这场由“批判资产阶级思想”运动引燃的、针对他的战火,已经烧到了他职业生涯的核心。稍有不慎,便是万劫不复。
何雨拿起菜刀,掂了掂。冰凉的刀柄传来坚实的触感。
他还有手艺,有超越这个时代的见识,有保护妹妹和这个家的决心。
更重要的是,他知道历史的走向,知道这些魑魅魍魉最终不会得逞。
但眼前的关,得靠自己一刀一刀地劈过去。
“都愣着干什么?”何雨的声音不高,却清晰地传到每个人耳朵里,“准备晚市的食材!该洗的洗,该切的切!账目都给我理清楚,一笔是一笔!”
后厨重新响起了忙碌的声音,但气氛,已然不同。
何雨知道,从今天起,他在鸿宾楼的每一步,都将如履薄冰。而四合院里的那场战争,也进入了更凶险、更残酷的新阶段。
夜幕,正悄然降临。
鸿宾楼后厨的紧张气氛持续了三天。
这三天里,何雨照常上班,安排工作,检查账目,甚至比以往更细致。他脸上看不出太多情绪,但后厨所有人都能感觉到,何师傅的话少了,眼神更沉了。

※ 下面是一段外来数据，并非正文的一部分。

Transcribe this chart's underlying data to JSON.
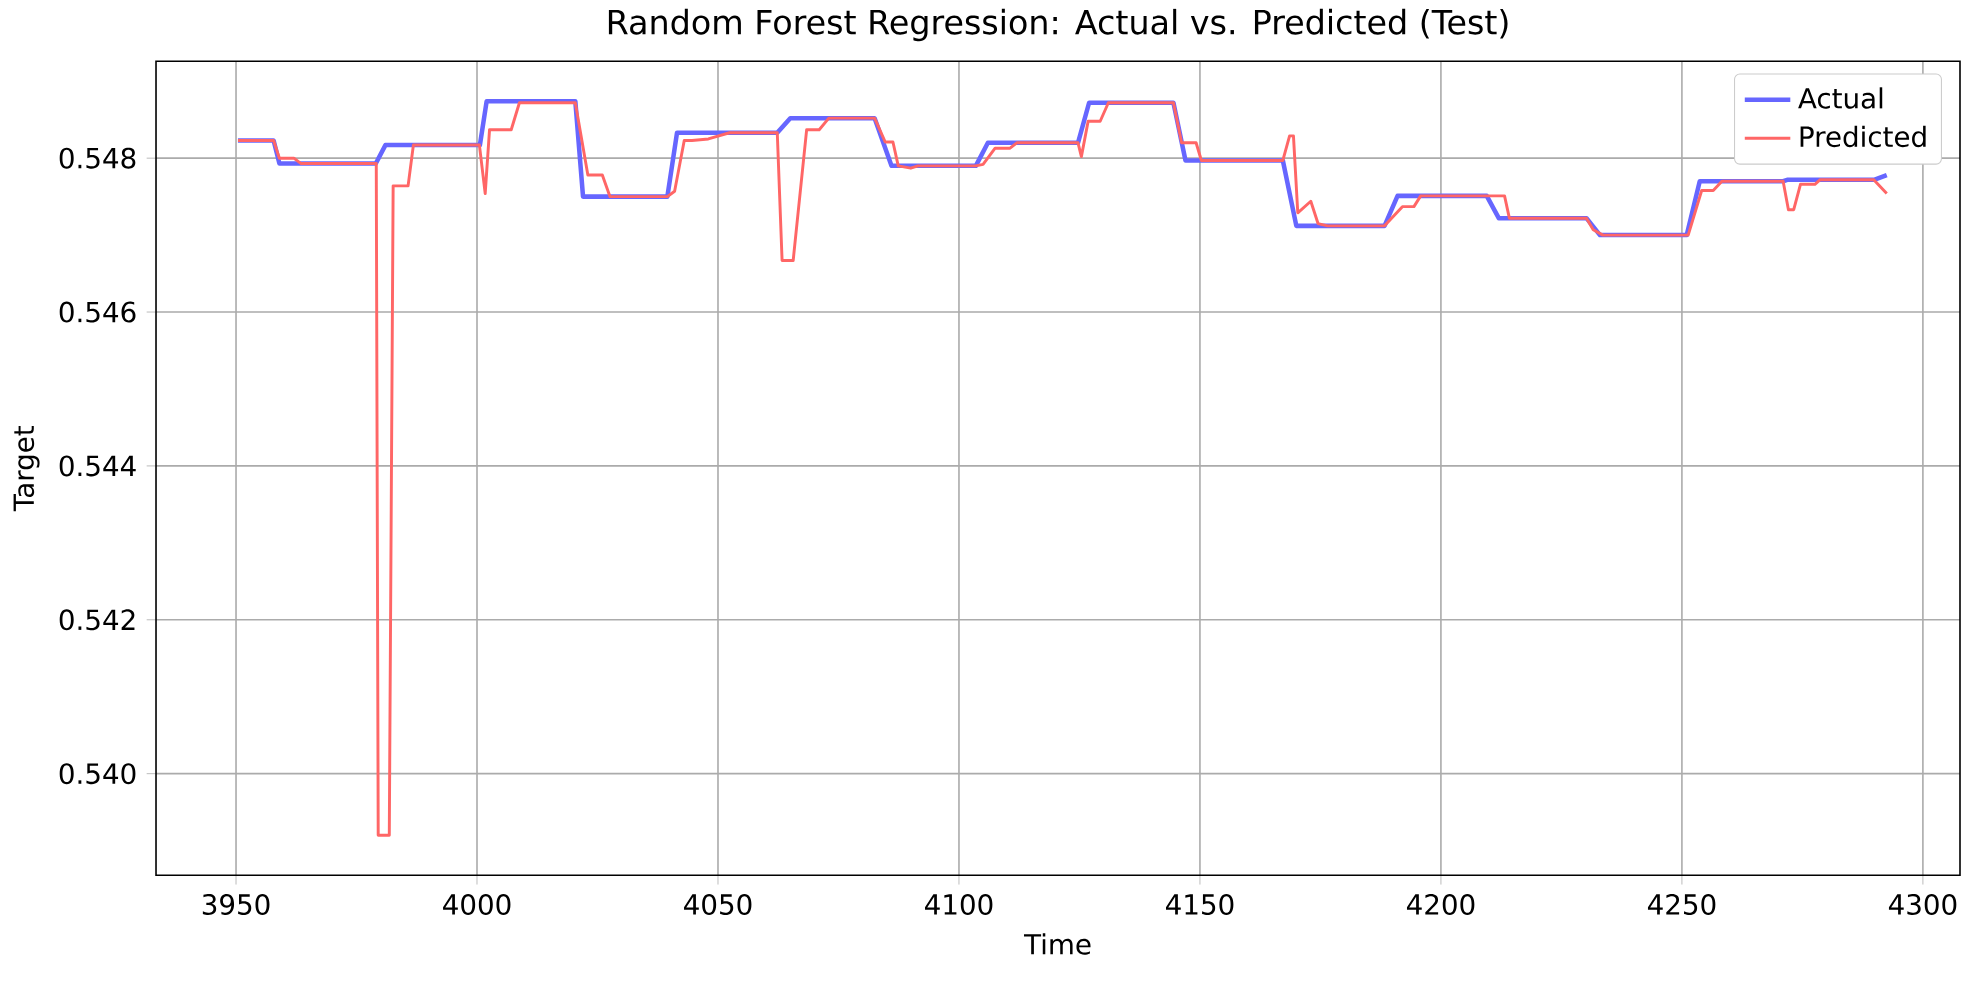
{
  "chart_data": {
    "type": "line",
    "title": "Random Forest Regression: Actual vs. Predicted (Test)",
    "xlabel": "Time",
    "ylabel": "Target",
    "xlim": [
      3933.4,
      4307.7
    ],
    "ylim": [
      0.53868,
      0.54926
    ],
    "xticks": [
      3950,
      4000,
      4050,
      4100,
      4150,
      4200,
      4250,
      4300
    ],
    "yticks": [
      {
        "value": 0.54,
        "label": "0.540"
      },
      {
        "value": 0.542,
        "label": "0.542"
      },
      {
        "value": 0.544,
        "label": "0.544"
      },
      {
        "value": 0.546,
        "label": "0.546"
      },
      {
        "value": 0.548,
        "label": "0.548"
      }
    ],
    "grid": true,
    "legend": "top right",
    "series": [
      {
        "name": "Actual",
        "color": "#6666ff",
        "x": [
          3950.4,
          3957.8,
          3959,
          3979,
          3981,
          4000.6,
          4002,
          4020.4,
          4022,
          4039.5,
          4041.5,
          4062.3,
          4065,
          4082.5,
          4086,
          4103.5,
          4106,
          4124.7,
          4127,
          4144.5,
          4147,
          4167.2,
          4170,
          4188.3,
          4191,
          4209.5,
          4212,
          4230.2,
          4233,
          4251,
          4253.7,
          4271,
          4272,
          4290,
          4292.5
        ],
        "values": [
          0.54823,
          0.54823,
          0.54793,
          0.54793,
          0.54817,
          0.54817,
          0.54874,
          0.54874,
          0.5475,
          0.5475,
          0.54833,
          0.54833,
          0.54852,
          0.54852,
          0.5479,
          0.5479,
          0.5482,
          0.5482,
          0.54872,
          0.54872,
          0.54797,
          0.54797,
          0.54712,
          0.54712,
          0.54751,
          0.54751,
          0.54722,
          0.54722,
          0.547,
          0.547,
          0.5477,
          0.5477,
          0.54772,
          0.54772,
          0.54778
        ]
      },
      {
        "name": "Predicted",
        "color": "#ff6666",
        "x": [
          3950.4,
          3957.8,
          3959,
          3962,
          3963.5,
          3979.1,
          3979.5,
          3981.8,
          3982.6,
          3985.7,
          3986.8,
          4000.5,
          4001.7,
          4002.6,
          4007.1,
          4008.8,
          4020.4,
          4023,
          4026,
          4027.6,
          4039.5,
          4041,
          4043,
          4044.6,
          4048,
          4052.4,
          4062.3,
          4063.3,
          4065.6,
          4068.4,
          4071,
          4073,
          4082.5,
          4084.7,
          4086.3,
          4087.4,
          4090,
          4091.5,
          4103.5,
          4105,
          4107.5,
          4110.6,
          4112,
          4124.7,
          4125.4,
          4126.8,
          4129.3,
          4131,
          4144.5,
          4146.2,
          4149.2,
          4150.3,
          4167.2,
          4168.6,
          4169.4,
          4170.3,
          4173,
          4174.5,
          4176.5,
          4188.3,
          4192,
          4194.4,
          4195.8,
          4213.2,
          4214.2,
          4230.2,
          4231.6,
          4233.6,
          4251.3,
          4254.1,
          4256.5,
          4258.3,
          4271,
          4272.1,
          4273.2,
          4274.6,
          4277.6,
          4278.7,
          4289.8,
          4292.5
        ],
        "values": [
          0.54823,
          0.54823,
          0.548,
          0.548,
          0.54793,
          0.54793,
          0.5392,
          0.5392,
          0.54764,
          0.54764,
          0.54817,
          0.54817,
          0.54754,
          0.54837,
          0.54837,
          0.54872,
          0.54872,
          0.54778,
          0.54778,
          0.5475,
          0.5475,
          0.54757,
          0.54823,
          0.54823,
          0.54825,
          0.54833,
          0.54833,
          0.54667,
          0.54667,
          0.54837,
          0.54837,
          0.54852,
          0.54852,
          0.54821,
          0.54821,
          0.5479,
          0.54787,
          0.5479,
          0.5479,
          0.54792,
          0.54813,
          0.54813,
          0.5482,
          0.5482,
          0.54802,
          0.54848,
          0.54848,
          0.54872,
          0.54872,
          0.5482,
          0.5482,
          0.54797,
          0.54797,
          0.54829,
          0.54829,
          0.54729,
          0.54744,
          0.54715,
          0.54712,
          0.54712,
          0.54737,
          0.54737,
          0.54751,
          0.54751,
          0.54722,
          0.54722,
          0.54707,
          0.547,
          0.547,
          0.54758,
          0.54758,
          0.5477,
          0.5477,
          0.54733,
          0.54733,
          0.54766,
          0.54766,
          0.54772,
          0.54772,
          0.54754
        ]
      }
    ]
  }
}
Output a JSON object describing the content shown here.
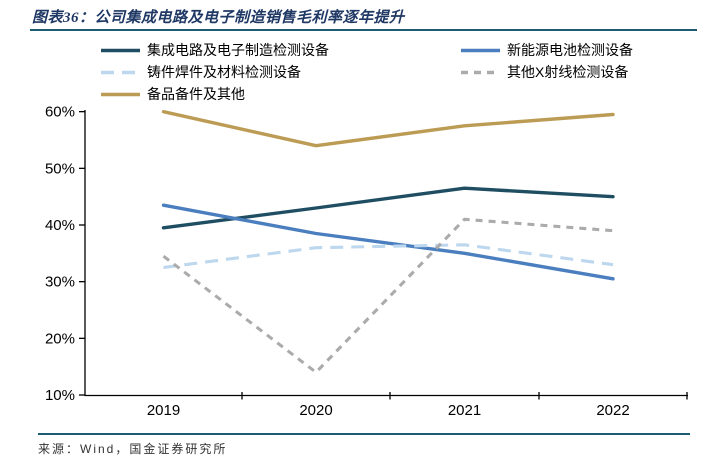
{
  "title": {
    "label": "图表36：公司集成电路及电子制造销售毛利率逐年提升"
  },
  "footer": {
    "source": "来源：Wind，国金证券研究所"
  },
  "chart_data": {
    "type": "line",
    "title": "",
    "xlabel": "",
    "ylabel": "",
    "categories": [
      "2019",
      "2020",
      "2021",
      "2022"
    ],
    "series": [
      {
        "name": "集成电路及电子制造检测设备",
        "color": "#1f4e63",
        "line_style": "solid",
        "values": [
          39.5,
          43.0,
          46.5,
          45.0
        ]
      },
      {
        "name": "新能源电池检测设备",
        "color": "#4a7ebe",
        "line_style": "solid",
        "values": [
          43.5,
          38.5,
          35.0,
          30.5
        ]
      },
      {
        "name": "铸件焊件及材料检测设备",
        "color": "#bdd7ee",
        "line_style": "dashed-long",
        "values": [
          32.5,
          36.0,
          36.5,
          33.0
        ]
      },
      {
        "name": "其他X射线检测设备",
        "color": "#ababab",
        "line_style": "dashed-short",
        "values": [
          34.5,
          14.0,
          41.0,
          39.0
        ]
      },
      {
        "name": "备品备件及其他",
        "color": "#bc9c55",
        "line_style": "solid",
        "values": [
          60.0,
          54.0,
          57.5,
          59.5
        ]
      }
    ],
    "ylim": [
      10,
      60
    ],
    "yticks": [
      "60%",
      "50%",
      "40%",
      "30%",
      "20%",
      "10%"
    ],
    "grid": false,
    "legend_position": "top-left-two-columns",
    "axis_color": "#000000"
  }
}
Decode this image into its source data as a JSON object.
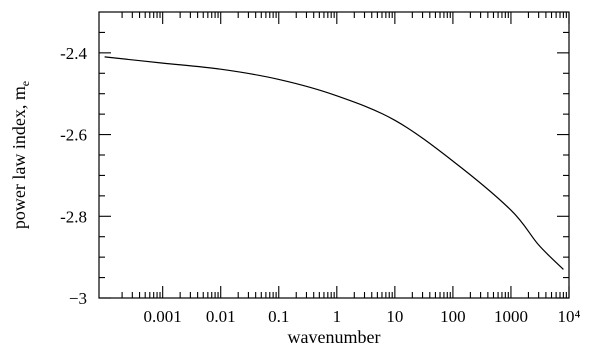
{
  "chart_data": {
    "type": "line",
    "title": "",
    "xlabel": "wavenumber",
    "ylabel_main": "power law index, m",
    "ylabel_subscript": "e",
    "x_scale": "log",
    "xlim": [
      8e-05,
      10000
    ],
    "ylim": [
      -3.0,
      -2.3
    ],
    "grid": false,
    "x_ticks": [
      {
        "value": 0.001,
        "label": "0.001"
      },
      {
        "value": 0.01,
        "label": "0.01"
      },
      {
        "value": 0.1,
        "label": "0.1"
      },
      {
        "value": 1,
        "label": "1"
      },
      {
        "value": 10,
        "label": "10"
      },
      {
        "value": 100,
        "label": "100"
      },
      {
        "value": 1000,
        "label": "1000"
      },
      {
        "value": 10000,
        "label": "10⁴"
      }
    ],
    "y_ticks": [
      {
        "value": -2.4,
        "label": "-2.4"
      },
      {
        "value": -2.6,
        "label": "-2.6"
      },
      {
        "value": -2.8,
        "label": "-2.8"
      },
      {
        "value": -3.0,
        "label": "−3"
      }
    ],
    "series": [
      {
        "x": [
          0.0001,
          0.001,
          0.01,
          0.1,
          1,
          10,
          100,
          1000,
          3000,
          8000
        ],
        "y": [
          -2.41,
          -2.425,
          -2.44,
          -2.465,
          -2.505,
          -2.565,
          -2.665,
          -2.785,
          -2.87,
          -2.93
        ]
      }
    ]
  }
}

直到第四天下午,临近晚市准备的空档,经理把何雨叫进了办公室。
办公室的门关着,窗帘也拉上了一半。经理姓赵,是个精瘦的中年人,平时话不多,但做事很有章法。他给何雨倒了杯白开水,手指在桌面上轻轻敲了敲。
“小何,坐。”赵经理的声音压得有些低,“有件事,得跟你通个气。”
何雨心里一紧,面上不动声色:“您说。”
“上面,”赵经理指了指天花板,意指上级单位,“刚开了个会,传达了最新的精神。接下来一段时间,各单位,特别是像我们这种服务行业、跟‘吃喝’沾边的,要重点开展学习,反对资产阶级生活方式,反对享乐主义,提倡艰苦朴素。”
何雨的瞳孔微微收缩。
来了。比他预想的还要快,还要直接。
“风头很紧。”赵经理看着何雨,眼神复杂,“街道那边,估计很快也会组织学习。你是咱们楼的厨师长,年轻,手艺好,最近又刚提了待遇……树大招风啊。”
话点到为止,但意思再明白不过。
何雨沉默了几秒,端起杯子喝了口水。水温正好,不烫不凉,滑过喉咙,却带着一股沉重的压力。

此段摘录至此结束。